Third. Now if you increase your heap you have to be sure that you have enough native memory as well. Because if you do not (check with tools like top on Linux) your system will start swapping to disk and this will hit Lucene performance like crazy as well. Because Lucene is optimized for sequential disk reads and if your system starts to swap, your hard disk will do a lot of disk seeking which is 2 orders of magnitude slower than sequential reading. So it will be even worse.
Fourth. If you do not have enough memory consider deleting in batches. After a 1,000 or 10,000 documents do a flush, then again and again. The reason for this OutOfMemoryError is that Lucene has to keep everything in memory until you do the flush. So it might be a good idea anyway not to allow to flush batches that are too big, to avoid problems in the future.

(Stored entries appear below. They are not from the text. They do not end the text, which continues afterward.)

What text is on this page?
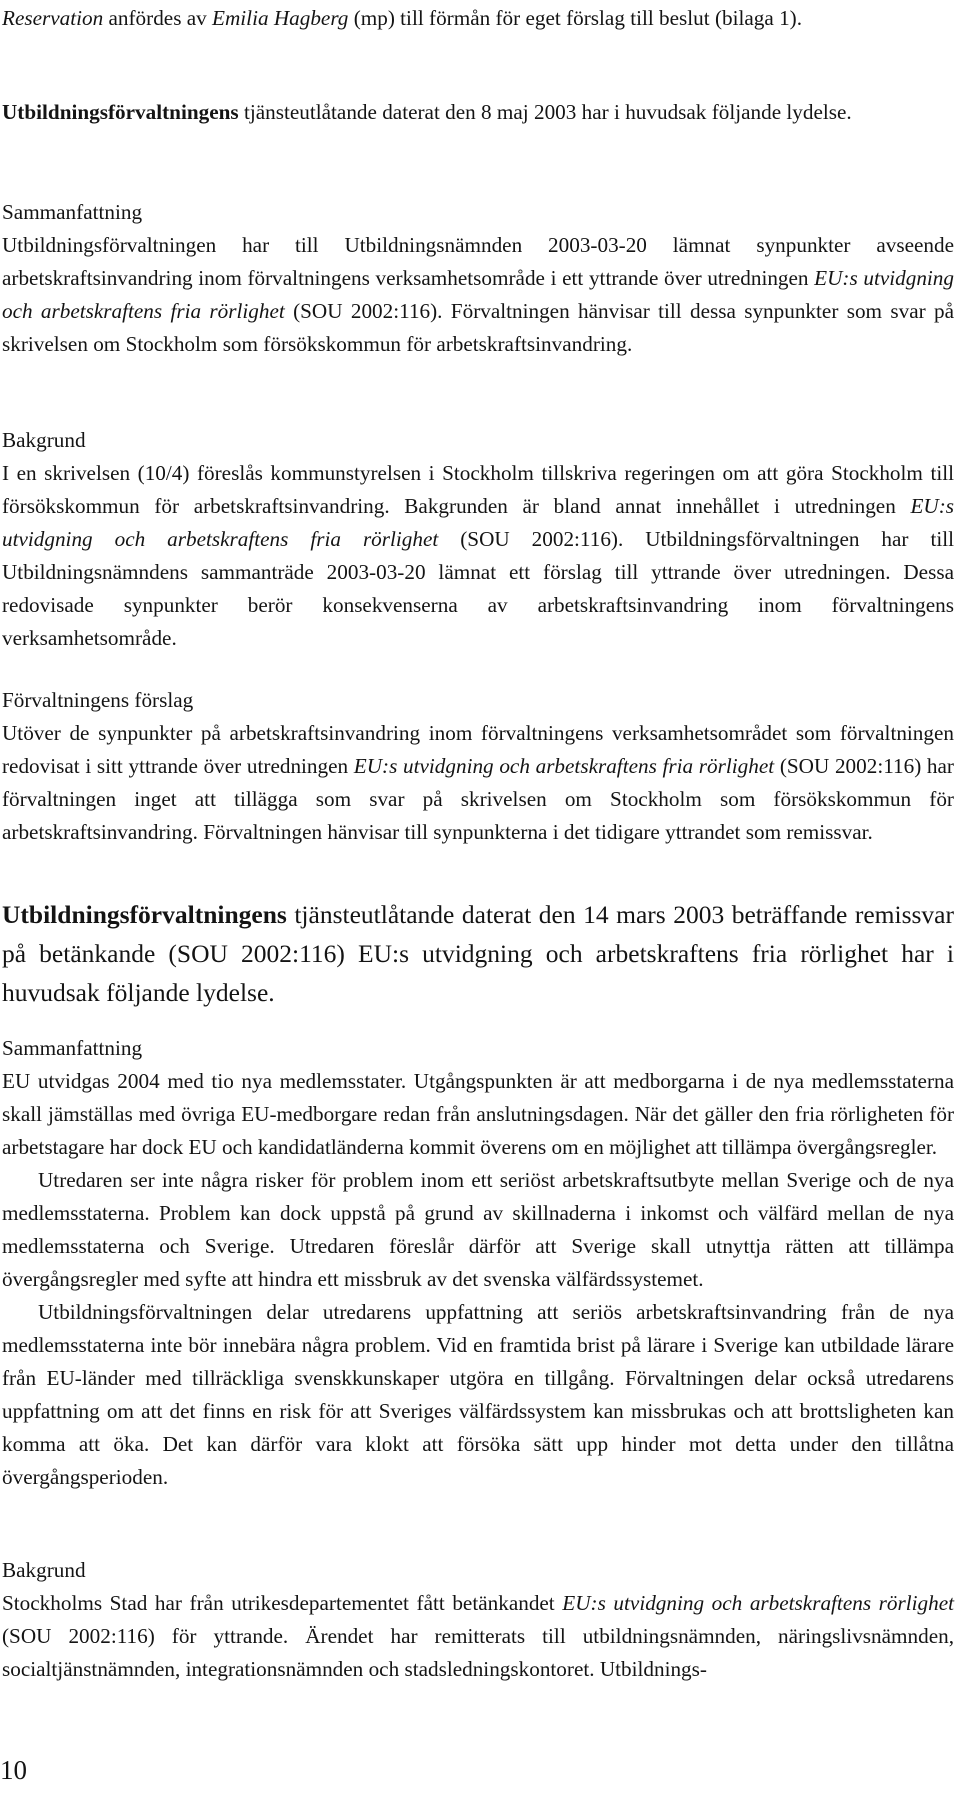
Reservation anfördes av Emilia Hagberg (mp) till förmån för eget förslag till beslut (bilaga 1).
Utbildningsförvaltningens tjänsteutlåtande daterat den 8 maj 2003 har i huvudsak följande lydelse.

Sammanfattning

Utbildningsförvaltningen har till Utbildningsnämnden 2003-03-20 lämnat synpunkter avseende arbetskraftsinvandring inom förvaltningens verksamhetsområde i ett yttrande över utredningen EU:s utvidgning och arbetskraftens fria rörlighet (SOU 2002:116). Förvaltningen hänvisar till dessa synpunkter som svar på skrivelsen om Stockholm som försökskommun för arbetskraftsinvandring.

Bakgrund

I en skrivelsen (10/4) föreslås kommunstyrelsen i Stockholm tillskriva regeringen om att göra Stockholm till försökskommun för arbetskraftsinvandring. Bakgrunden är bland annat innehållet i utredningen EU:s utvidgning och arbetskraftens fria rörlighet (SOU 2002:116). Utbildningsförvaltningen har till Utbildningsnämndens sammanträde 2003-03-20 lämnat ett förslag till yttrande över utredningen. Dessa redovisade synpunkter berör konsekvenserna av arbetskraftsinvandring inom förvaltningens verksamhetsområde.

Förvaltningens förslag

Utöver de synpunkter på arbetskraftsinvandring inom förvaltningens verksamhetsområdet som förvaltningen redovisat i sitt yttrande över utredningen EU:s utvidgning och arbetskraftens fria rörlighet (SOU 2002:116) har förvaltningen inget att tillägga som svar på skrivelsen om Stockholm som försökskommun för arbetskraftsinvandring. Förvaltningen hänvisar till synpunkterna i det tidigare yttrandet som remissvar.

Utbildningsförvaltningens tjänsteutlåtande daterat den 14 mars 2003 beträffande remissvar på betänkande (SOU 2002:116) EU:s utvidgning och arbetskraftens fria rörlighet har i huvudsak följande lydelse.

Sammanfattning

EU utvidgas 2004 med tio nya medlemsstater. Utgångspunkten är att medborgarna i de nya medlemsstaterna skall jämställas med övriga EU-medborgare redan från anslutningsdagen. När det gäller den fria rörligheten för arbetstagare har dock EU och kandidatländerna kommit överens om en möjlighet att tillämpa övergångsregler.

Utredaren ser inte några risker för problem inom ett seriöst arbetskraftsutbyte mellan Sverige och de nya medlemsstaterna. Problem kan dock uppstå på grund av skillnaderna i inkomst och välfärd mellan de nya medlemsstaterna och Sverige. Utredaren föreslår därför att Sverige skall utnyttja rätten att tillämpa övergångsregler med syfte att hindra ett missbruk av det svenska välfärdssystemet.

Utbildningsförvaltningen delar utredarens uppfattning att seriös arbetskraftsinvandring från de nya medlemsstaterna inte bör innebära några problem. Vid en framtida brist på lärare i Sverige kan utbildade lärare från EU-länder med tillräckliga svenskkunskaper utgöra en tillgång. Förvaltningen delar också utredarens uppfattning om att det finns en risk för att Sveriges välfärdssystem kan missbrukas och att brottsligheten kan komma att öka. Det kan därför vara klokt att försöka sätt upp hinder mot detta under den tillåtna övergångsperioden.

Bakgrund

Stockholms Stad har från utrikesdepartementet fått betänkandet EU:s utvidgning och arbetskraftens rörlighet (SOU 2002:116) för yttrande. Ärendet har remitterats till utbildningsnämnden, näringslivsnämnden, socialtjänstnämnden, integrationsnämnden och stadsledningskontoret. Utbildnings-

10
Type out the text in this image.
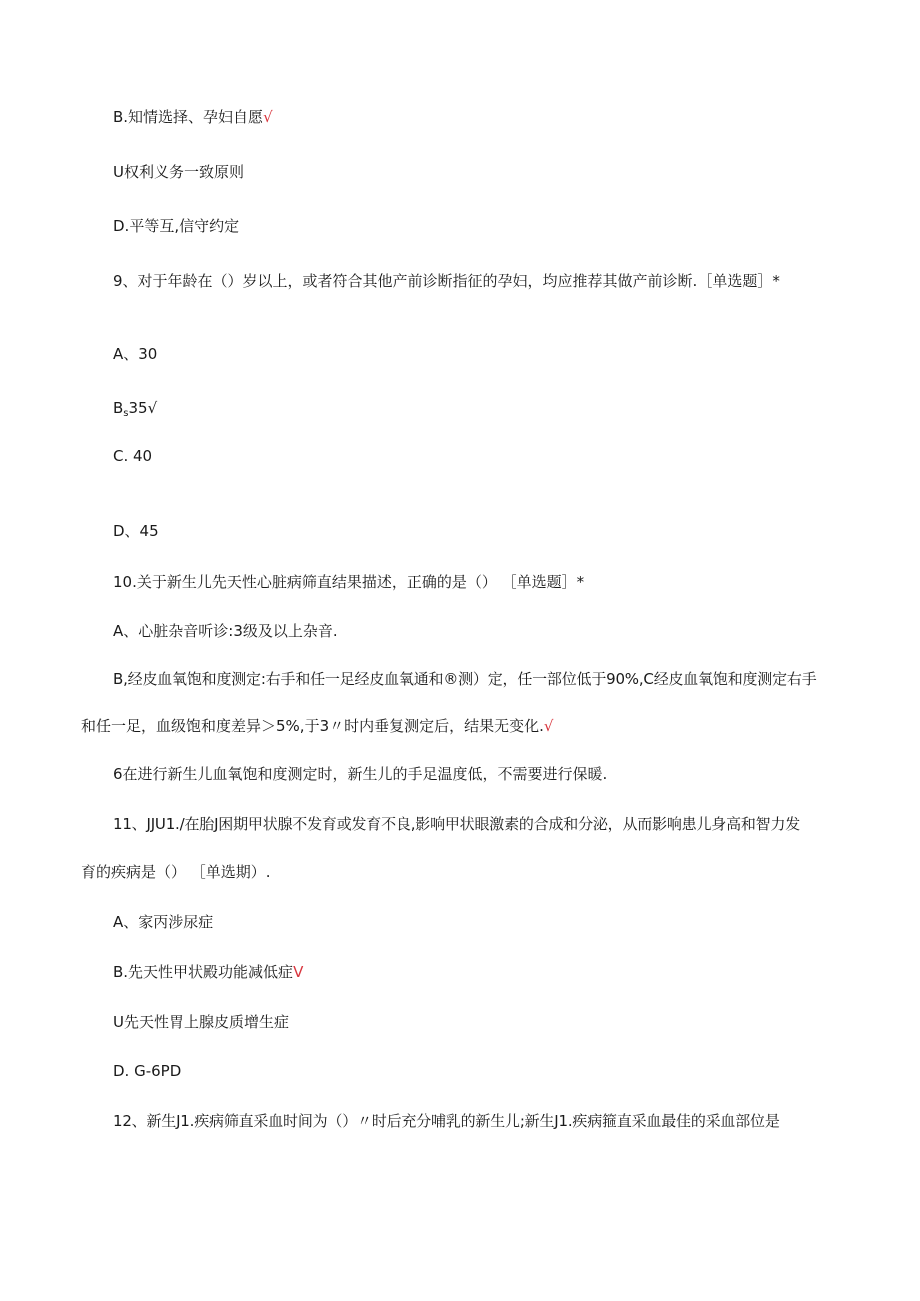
B.知情选择、孕妇自愿√
U权利义务一致原则
D.平等互,信守约定
9、对于年龄在（）岁以上，或者符合其他产前诊断指征的孕妇，均应推荐其做产前诊断.［单选题］*
A、30
$B_s35√$
C. 40
D、45
10.关于新生儿先天性心脏病筛直结果描述，正确的是（） ［单选题］*
A、心脏杂音听诊:3级及以上杂音.
B,经皮血氧饱和度测定:右手和任一足经皮血氧通和®测）定，任一部位低于90%,C经皮血氧饱和度测定右手
和任一足，血级饱和度差异＞5%,于3〃时内垂复测定后，结果无变化.√
6在进行新生儿血氧饱和度测定时，新生儿的手足温度低，不需要进行保暖.
11、JJU1./在胎J困期甲状腺不发育或发育不良,影响甲状眼激素的合成和分泌，从而影响患儿身高和智力发
育的疾病是（） ［单选期）.
A、家丙涉尿症
B.先天性甲状殿功能减低症V
U先天性胃上腺皮质增生症
D. G-6PD
12、新生J1.疾病筛直采血时间为（）〃时后充分哺乳的新生儿;新生J1.疾病箍直采血最佳的采血部位是
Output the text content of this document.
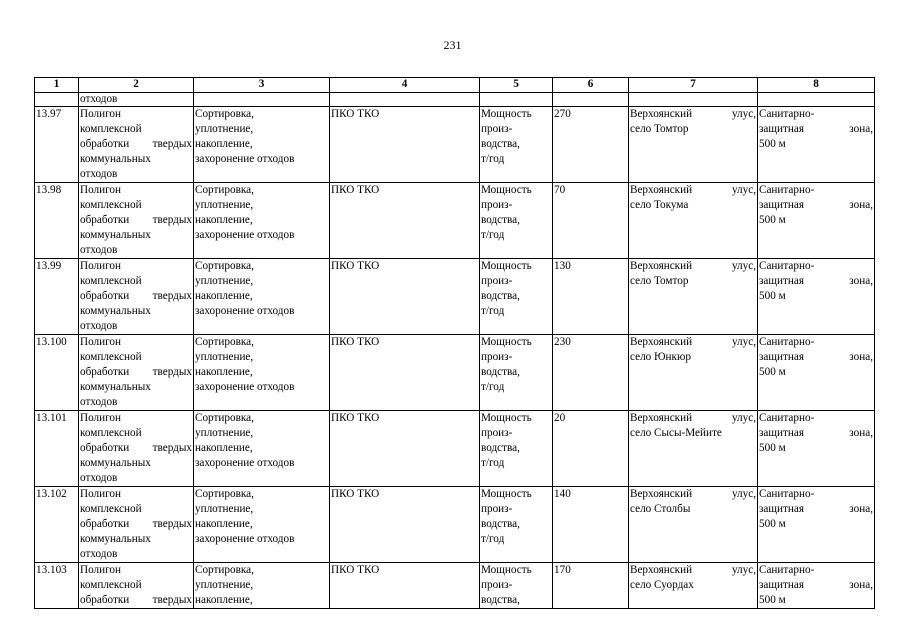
231
1	2	3	4	5	6	7	8

	отходов						

13.97	Полигон
комплексной
обработки твердых
коммунальных
отходов	Сортировка,
уплотнение,
накопление,
захоронение отходов	ПКО ТКО	Мощность
произ-
водства,
т/год	270	Верхоянский улус,
село Томтор	Санитарно-
защитная зона,
500 м

13.98	Полигон
комплексной
обработки твердых
коммунальных
отходов	Сортировка,
уплотнение,
накопление,
захоронение отходов	ПКО ТКО	Мощность
произ-
водства,
т/год	70	Верхоянский улус,
село Токума	Санитарно-
защитная зона,
500 м

13.99	Полигон
комплексной
обработки твердых
коммунальных
отходов	Сортировка,
уплотнение,
накопление,
захоронение отходов	ПКО ТКО	Мощность
произ-
водства,
т/год	130	Верхоянский улус,
село Томтор	Санитарно-
защитная зона,
500 м

13.100	Полигон
комплексной
обработки твердых
коммунальных
отходов	Сортировка,
уплотнение,
накопление,
захоронение отходов	ПКО ТКО	Мощность
произ-
водства,
т/год	230	Верхоянский улус,
село Юнкюр	Санитарно-
защитная зона,
500 м

13.101	Полигон
комплексной
обработки твердых
коммунальных
отходов	Сортировка,
уплотнение,
накопление,
захоронение отходов	ПКО ТКО	Мощность
произ-
водства,
т/год	20	Верхоянский улус,
село Сысы-Мейите	Санитарно-
защитная зона,
500 м

13.102	Полигон
комплексной
обработки твердых
коммунальных
отходов	Сортировка,
уплотнение,
накопление,
захоронение отходов	ПКО ТКО	Мощность
произ-
водства,
т/год	140	Верхоянский улус,
село Столбы	Санитарно-
защитная зона,
500 м

13.103	Полигон
комплексной
обработки твердых	Сортировка,
уплотнение,
накопление,	ПКО ТКО	Мощность
произ-
водства,	170	Верхоянский улус,
село Суордах	Санитарно-
защитная зона,
500 м
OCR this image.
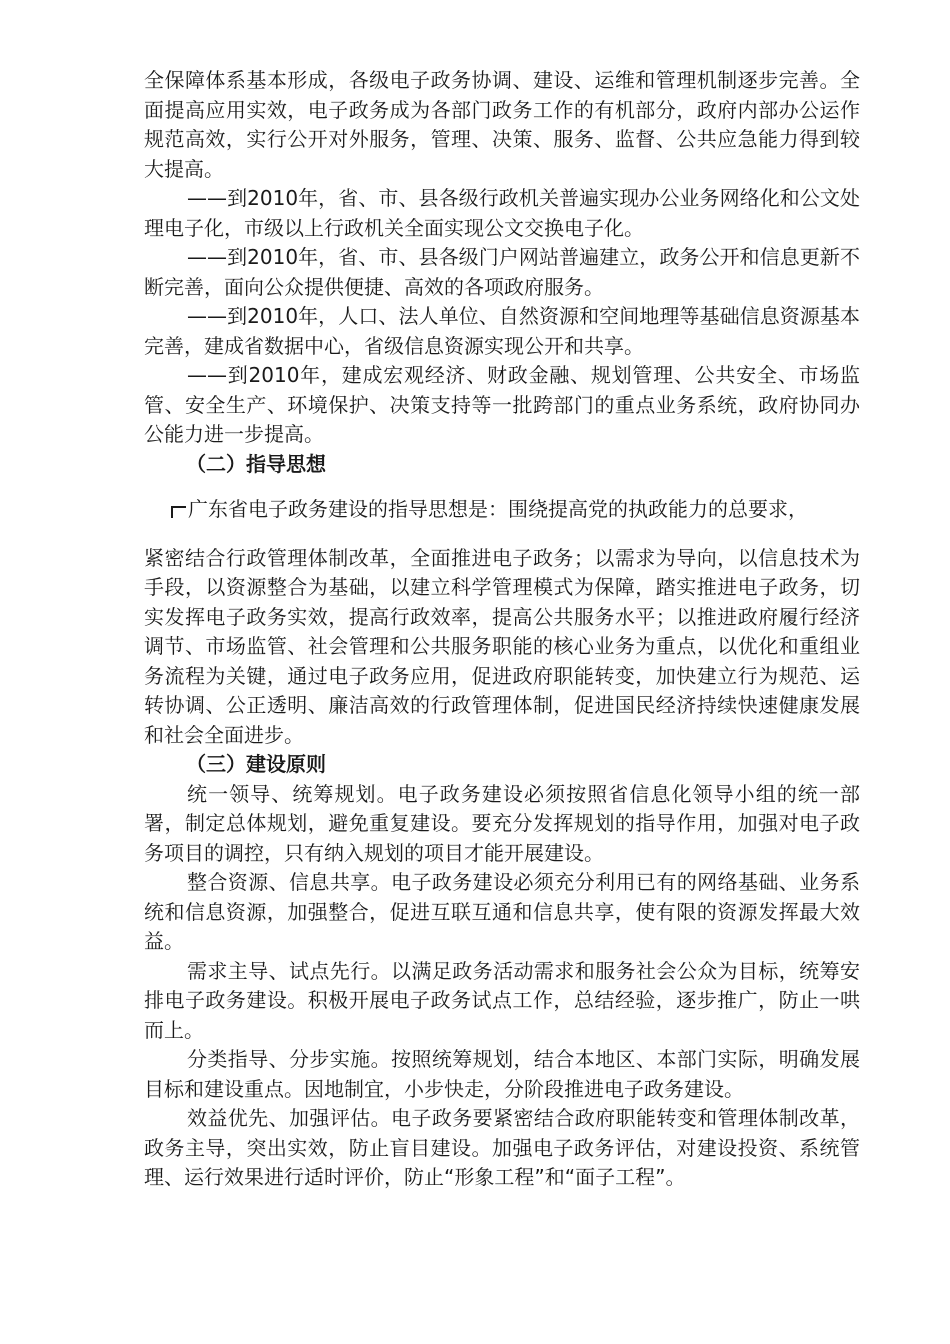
全保障体系基本形成，各级电子政务协调、建设、运维和管理机制逐步完善。全面提高应用实效，电子政务成为各部门政务工作的有机部分，政府内部办公运作规范高效，实行公开对外服务，管理、决策、服务、监督、公共应急能力得到较大提高。

——到2010年，省、市、县各级行政机关普遍实现办公业务网络化和公文处理电子化，市级以上行政机关全面实现公文交换电子化。

——到2010年，省、市、县各级门户网站普遍建立，政务公开和信息更新不断完善，面向公众提供便捷、高效的各项政府服务。

——到2010年，人口、法人单位、自然资源和空间地理等基础信息资源基本完善，建成省数据中心，省级信息资源实现公开和共享。

——到2010年，建成宏观经济、财政金融、规划管理、公共安全、市场监管、安全生产、环境保护、决策支持等一批跨部门的重点业务系统，政府协同办公能力进一步提高。

（二）指导思想

广东省电子政务建设的指导思想是：围绕提高党的执政能力的总要求，

紧密结合行政管理体制改革，全面推进电子政务；以需求为导向，以信息技术为手段，以资源整合为基础，以建立科学管理模式为保障，踏实推进电子政务，切实发挥电子政务实效，提高行政效率，提高公共服务水平；以推进政府履行经济调节、市场监管、社会管理和公共服务职能的核心业务为重点，以优化和重组业务流程为关键，通过电子政务应用，促进政府职能转变，加快建立行为规范、运转协调、公正透明、廉洁高效的行政管理体制，促进国民经济持续快速健康发展和社会全面进步。

（三）建设原则

统一领导、统筹规划。电子政务建设必须按照省信息化领导小组的统一部署，制定总体规划，避免重复建设。要充分发挥规划的指导作用，加强对电子政务项目的调控，只有纳入规划的项目才能开展建设。

整合资源、信息共享。电子政务建设必须充分利用已有的网络基础、业务系统和信息资源，加强整合，促进互联互通和信息共享，使有限的资源发挥最大效益。

需求主导、试点先行。以满足政务活动需求和服务社会公众为目标，统筹安排电子政务建设。积极开展电子政务试点工作，总结经验，逐步推广，防止一哄而上。

分类指导、分步实施。按照统筹规划，结合本地区、本部门实际，明确发展目标和建设重点。因地制宜，小步快走，分阶段推进电子政务建设。

效益优先、加强评估。电子政务要紧密结合政府职能转变和管理体制改革，政务主导，突出实效，防止盲目建设。加强电子政务评估，对建设投资、系统管理、运行效果进行适时评价，防止“形象工程”和“面子工程”。
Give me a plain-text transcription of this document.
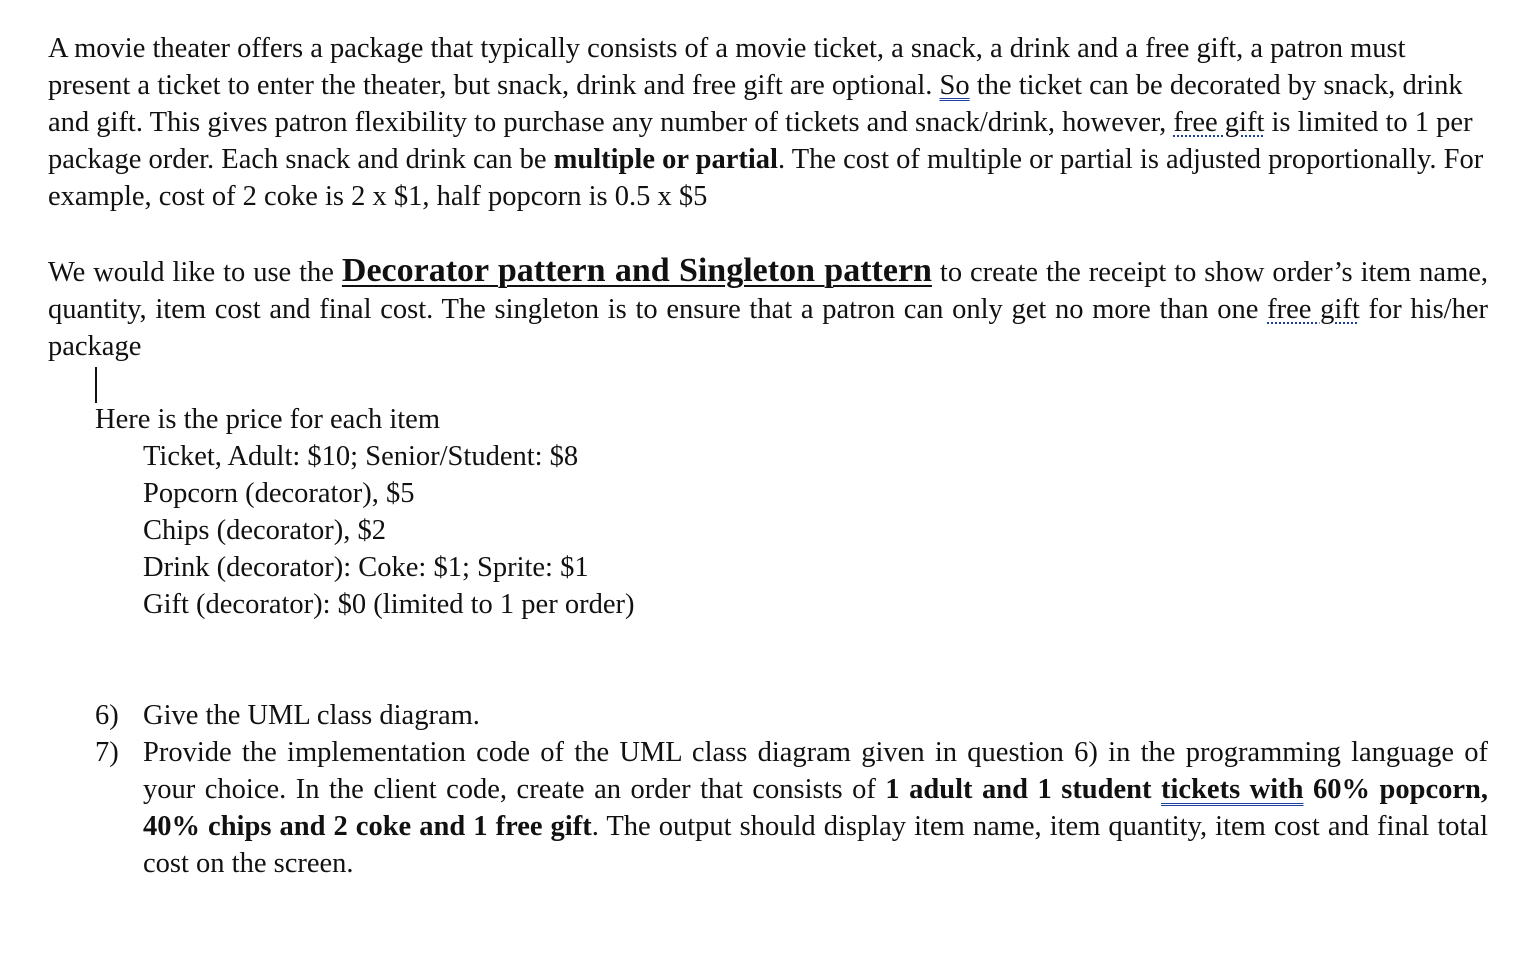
A movie theater offers a package that typically consists of a movie ticket, a snack, a drink and a free gift, a patron must present a ticket to enter the theater, but snack, drink and free gift are optional. So the ticket can be decorated by snack, drink and gift. This gives patron flexibility to purchase any number of tickets and snack/drink, however, free gift is limited to 1 per package order. Each snack and drink can be multiple or partial. The cost of multiple or partial is adjusted proportionally. For example, cost of 2 coke is 2 x $1, half popcorn is 0.5 x $5

We would like to use the Decorator pattern and Singleton pattern to create the receipt to show order’s item name, quantity, item cost and final cost. The singleton is to ensure that a patron can only get no more than one free gift for his/her package

Here is the price for each item
Ticket, Adult: $10; Senior/Student: $8
Popcorn (decorator), $5
Chips (decorator), $2
Drink (decorator): Coke: $1; Sprite: $1
Gift (decorator): $0 (limited to 1 per order)
6) Give the UML class diagram.
7) Provide the implementation code of the UML class diagram given in question 6) in the programming language of your choice. In the client code, create an order that consists of 1 adult and 1 student tickets with 60% popcorn, 40% chips and 2 coke and 1 free gift. The output should display item name, item quantity, item cost and final total cost on the screen.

On the (rare) occasion that I want to wipe all docs from my Lucene index, I find it much more efficient to close the IndexWriter, delete the index files directly and then basically starting a fresh index. The operation takes very little time and is guaranteed to leave your index in a pristine (if somewhat empty) state.
Try to use a smaller RamBufferedSize for your IndexWriter.
IndexWriter calss flush if the buffer full (or number of documents reaches a certain level). By setting the buffer size to a large number, you are implicitly postponing calling flush which can result in having too many documents in the memory.